March 9, 2016

The Benefits of Agility

Author: Gail Brasie


Agility Can Be Fun For Many Types Of Dogs

Walking and daily play with your dog is rewarding and fun for both of you, but do you and your pet yearn for more activity and challenge in your lives? Is your pup bored? Some dogs benefit enormously from having a “job” to do. If this is the case for your floofin, consider agility classes and competitions.

Agility is a kind of timed obstacle course for you and your dog—although you won’t be expected to jump over bars or crawl through tunnels—that’s your dog’s job. During agility, your dog needs to successfully navigate an obstacle course in the correct order and within a certain length of time with as few mistakes as possible. Courses will vary, and each organization has their own rules. There’s so much for your dog to do in agility! Some of the various obstacles include:

  • Jumps
  • Tunnels
  • Teeter-Totters
  • Contacts (places where the dog must make “contact” with his paws)
  • Weave Poles
  • A-Frames

Certain obstacles are harder than others; weave poles, for instance, are considered one of the most difficult obstacles encountered. Jumps are common and often great fun for the dog. Concentration and training are essential, and agility is a beautiful way for your dog to put her thought-power to the test, as well as a great outlet for energy.

Your job is directing your dog through the course, without treats or physically touching her. Generally, you lose points based on the number of “faults” in your dog’s performance, like going over the time limit, doing the obstacles out of order, failing to complete the course or a specific obstacle, etc.

Despite the amount of work involved for your dog (or because of it!) agility can be wonderful fun for all types of dogs. Additionally, the bond that forms from the intensive training required is one of the best rewards of agility. The whole thing is really based on the communication between you and your pet, and this kind of bonding very well may follow you off the course and into your day-to-day lives together.

If the competition aspect makes you cringe or dismiss the idea of agility altogether, keep in mind you don’t have to compete to reap the rewards of agility. Several training clubs will allow you to take classes without entering competitions, so you and your dog can do agility without the stress of competition. For those of you who relish competitive sports, the chance to have your dog win may be too great to pass up.

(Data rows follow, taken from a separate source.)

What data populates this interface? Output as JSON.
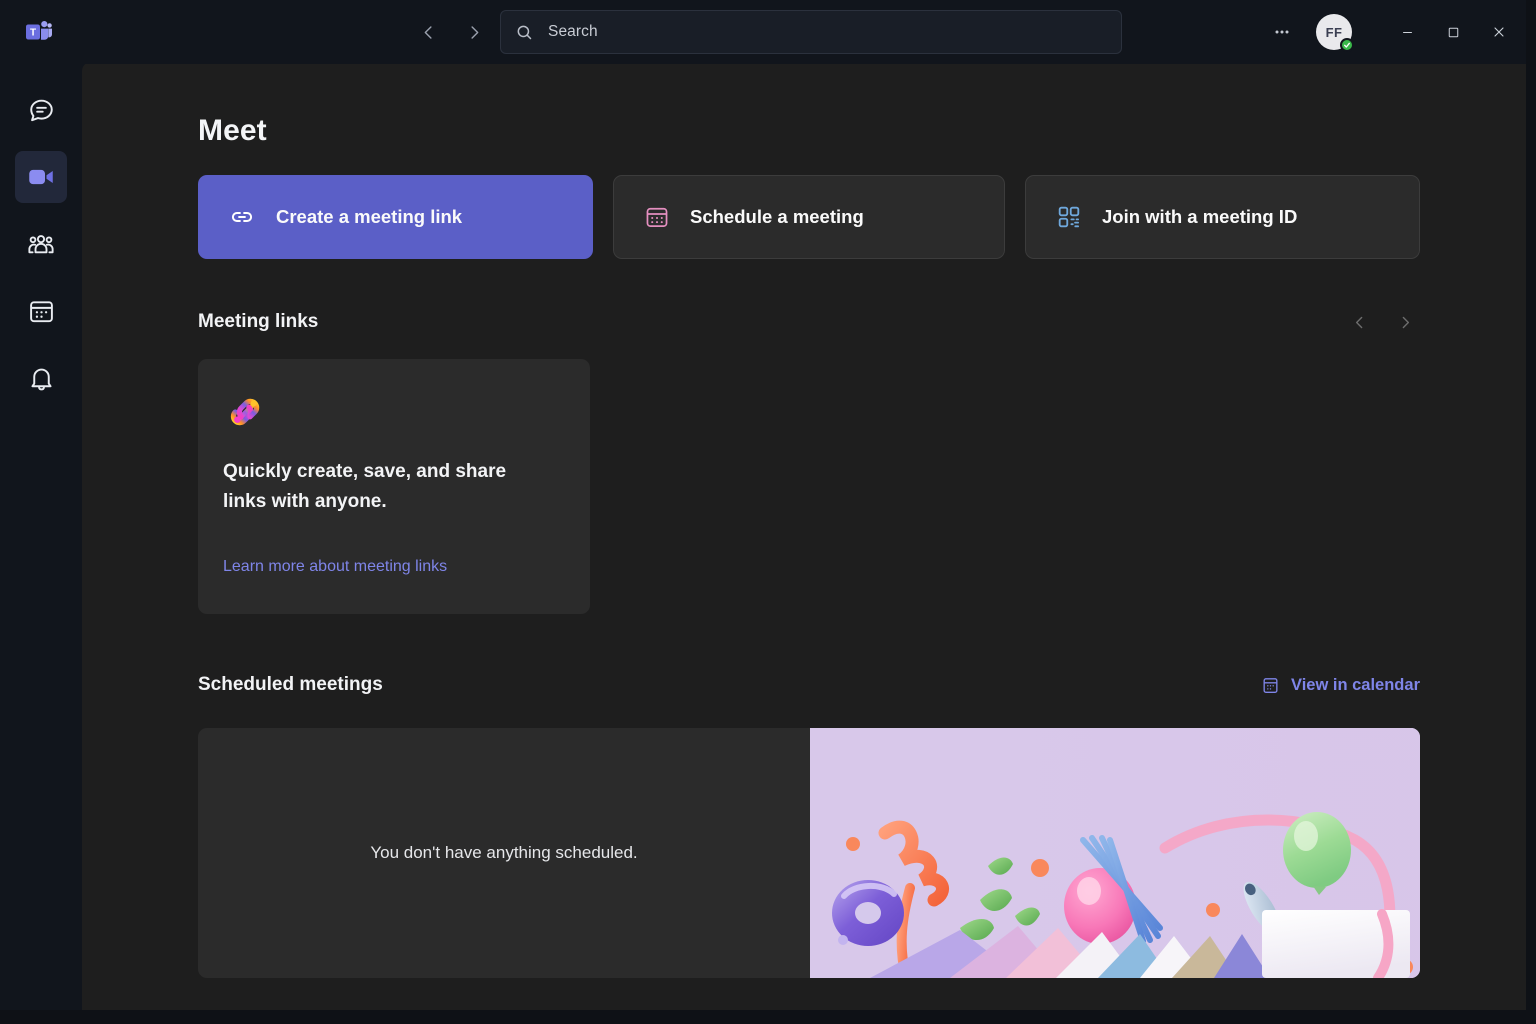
{
  "app": {
    "name": "Microsoft Teams",
    "logo_icon": "teams-logo-icon"
  },
  "titlebar": {
    "back_icon": "chevron-left-icon",
    "forward_icon": "chevron-right-icon",
    "search": {
      "icon": "search-icon",
      "placeholder": "Search",
      "value": "Search"
    },
    "more_label": "•••",
    "more_icon": "ellipsis-icon",
    "avatar": {
      "initials": "FF",
      "presence": "Available",
      "presence_icon": "checkmark-icon",
      "presence_color": "#3ab94a"
    },
    "window_controls": {
      "minimize_icon": "minimize-icon",
      "maximize_icon": "maximize-icon",
      "close_icon": "close-icon"
    }
  },
  "rail": {
    "items": [
      {
        "id": "chat",
        "label": "Chat",
        "icon": "chat-icon",
        "active": false
      },
      {
        "id": "meet",
        "label": "Meet",
        "icon": "video-camera-icon",
        "active": true
      },
      {
        "id": "teams",
        "label": "Teams",
        "icon": "people-icon",
        "active": false
      },
      {
        "id": "calendar",
        "label": "Calendar",
        "icon": "calendar-icon",
        "active": false
      },
      {
        "id": "activity",
        "label": "Activity",
        "icon": "bell-icon",
        "active": false
      }
    ]
  },
  "main": {
    "page_title": "Meet",
    "actions": [
      {
        "label": "Create a meeting link",
        "icon": "link-icon",
        "style": "primary",
        "icon_color": "#ffffff"
      },
      {
        "label": "Schedule a meeting",
        "icon": "calendar-icon",
        "style": "secondary",
        "icon_color": "#e58fc0"
      },
      {
        "label": "Join with a meeting ID",
        "icon": "qr-code-icon",
        "style": "secondary",
        "icon_color": "#6fa8dc"
      }
    ],
    "meeting_links": {
      "section_title": "Meeting links",
      "prev_icon": "chevron-left-icon",
      "next_icon": "chevron-right-icon",
      "card": {
        "art_icon": "gradient-link-icon",
        "headline": "Quickly create, save, and share links with anyone.",
        "learn_more": "Learn more about meeting links"
      }
    },
    "scheduled_meetings": {
      "section_title": "Scheduled meetings",
      "view_in_calendar": {
        "label": "View in calendar",
        "icon": "calendar-icon"
      },
      "empty_state": "You don't have anything scheduled.",
      "illustration": "party-celebration-3d-illustration"
    }
  },
  "colors": {
    "brand_purple": "#5b5fc7",
    "link_purple": "#7f85e8",
    "content_bg": "#1e1e1e",
    "card_bg": "#2b2b2b",
    "rail_bg": "#11151c",
    "illustration_bg": "#d5c9ec"
  }
}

Remember, safety is more important than winning, and because of the nature of the sport, safety needs to be the top priority. Another thing to keep in mind is that agility is not for every dog. Some dogs just won’t be interested in this sport and some dogs, based on age, physical fitness level, and health concerns, shouldn’t go through the stress of agility. Also, save the agility training for when your puppy is fully grown; it may seem like a perfect way to direct that off-the-wall puppy energy, but jumping isn’t good for their growing joints.

If you’re on the lookout for fun, challenging and intense activities for you and your dog, you may consider enrolling your floofin in an agility class.